How to Choose a Healthy Kitten

Every spring the signs seem to pop up in our area: “Free Kittens” or “Kittens for Sale.” I’m sometimes tempted to stop and take a look at these cute, little balls of fur. But I would probably end up taking at least one kitten home. I have eight felines already, and that’s plenty enough to feed and care for. All of my cats are either spayed or neutered, so I don’t have kittens at our house anymore.

If I were to either take or buy a kitten to add to our menagerie, I would make sure it was healthy, no matter how cute and cuddly it was. Not only for the kitten’s sake, but for the rest of my cats’ safety as well. You see, a kitten who is sickly and diseased can easily spread its illness to the rest of your cats. Then, instead of having just one sick cat, you end up with several. Trust me, I know. One time I agreed to give a fuzzy black kitten a good home. He had been bought at a pet store. The kitten supposedly had all of its shots. What I didn’t know he had, was Distemper. I immediately called my veterinarian and had all of the cats and kittens treated. Even so, the disease spread like wildfire, and many of my cats and kittens died from it. Of course, the black kitten died from the deadly disease too.

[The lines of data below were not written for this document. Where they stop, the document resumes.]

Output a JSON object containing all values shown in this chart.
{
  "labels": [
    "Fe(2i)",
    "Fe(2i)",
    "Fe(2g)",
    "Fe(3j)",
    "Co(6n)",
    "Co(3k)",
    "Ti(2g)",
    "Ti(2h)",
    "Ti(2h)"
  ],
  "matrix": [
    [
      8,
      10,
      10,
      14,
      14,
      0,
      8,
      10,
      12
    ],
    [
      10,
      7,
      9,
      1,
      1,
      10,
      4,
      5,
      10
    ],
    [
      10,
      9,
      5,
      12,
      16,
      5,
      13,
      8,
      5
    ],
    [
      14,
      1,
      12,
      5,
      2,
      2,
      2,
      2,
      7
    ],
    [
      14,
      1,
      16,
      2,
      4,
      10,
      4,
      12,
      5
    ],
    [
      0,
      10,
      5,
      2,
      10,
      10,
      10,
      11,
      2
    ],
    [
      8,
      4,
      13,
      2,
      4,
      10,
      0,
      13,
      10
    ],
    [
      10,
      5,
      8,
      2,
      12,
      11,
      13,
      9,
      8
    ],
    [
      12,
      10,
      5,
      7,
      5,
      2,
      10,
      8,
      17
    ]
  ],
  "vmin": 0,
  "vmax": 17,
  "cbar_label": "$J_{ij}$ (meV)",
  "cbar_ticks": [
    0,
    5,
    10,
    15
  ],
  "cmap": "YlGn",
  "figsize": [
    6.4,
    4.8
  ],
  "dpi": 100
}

Whether you get a kitten from a private home, pet store, breeder, or animal pound or rescue shelter, the rule is always the same: check it over and make sure that it doesn’t show any signs of sickness or disease before you take it home with you.

The first thing to check on a kitten is its age. A kitten needs to remain with its mother until it’s at least twelve weeks old. Kittens who are taken away from their mothers too soon are usually scrawny and weak. They have a hard time learning “the ways of an adult cat”, such as using a litter box or eating from a bowl. Kittens are just like human babies in that they need nurturing from their mothers until they are weaned and ready to go out on their own.

Not only that, but kittens who are twelve weeks old have better developed immune systems. That is, as long as they are healthy and have been given their vaccinations. Typically, healthy kittens are given shots at six, nine, and twelve weeks.

The second thing to look for in order to choose a healthy kitten is overall appearance:

1. Is the kitten skinny and weak? Or, does it look healthy because it has a round, hard tummy? This can be a sign of worms.

2. Are its eyes bright and clear as a healthy kitten’s should be? Or, is its eyes runny or cloudy? Are one or both of the kitten’s eyes red and inflamed? Eye diseases such as Conjunctivitis can be successfully treated by a veterinarian. However, this disease in particular is contagious. It can easily be spread to your other felines.

3. Carefully pull back each ear and look inside. If you see black, dried specks, this could be a sign of earmites. Earmites can also be treated by a veterinarian. Earmites aren’t a disease. They are a common problem with cats and dogs.

4. Look at the kitten’s fur. A healthy kitten should have thick and shiny fur. Or, is the kitten missing patches of fur? These bare patches could mean it’s infested with fleas. It could also be a sign of other skin diseases, or ringworm.

Check the fur around its hind quarters. If the kitten’s fur has dried feces in it, that’s a sign that is is suffering from Diarrhea. Diarrhea can be simply caused from poor diet and nutrition. Or, it can be a sign of a deadly disease.

Next, run your hand gently across its back and tummy, parting its fur as you go. Stop periodically and look at its skin. You can see fleas and/or flea dirt on a kitten’s skin.

5. Carefully open the kitten’s mouth- check to make sure its teeth are white and its gums and tongue are pink and healthy looking. Look for sores, redness, and swelling. Any of these signs can indicate that the kitten has an illness.

6. Finally, a healthy kitten should be playful and alert. While you’re holding it and petting it, it should purr to show that it’s happy. Hold the kitten up to your ear and listen to its breathing. Raspy breathing, sneezing, or coughing are also signs of an Upper Respiratory Disease which are a common health problem in kittens.

If you’re still not sure whether a kitten you’re thinking of taking home is healthy, ask the current owner if your veterinarian can examine it first. Then, use your vet’s professional advice to make your ultimate decision.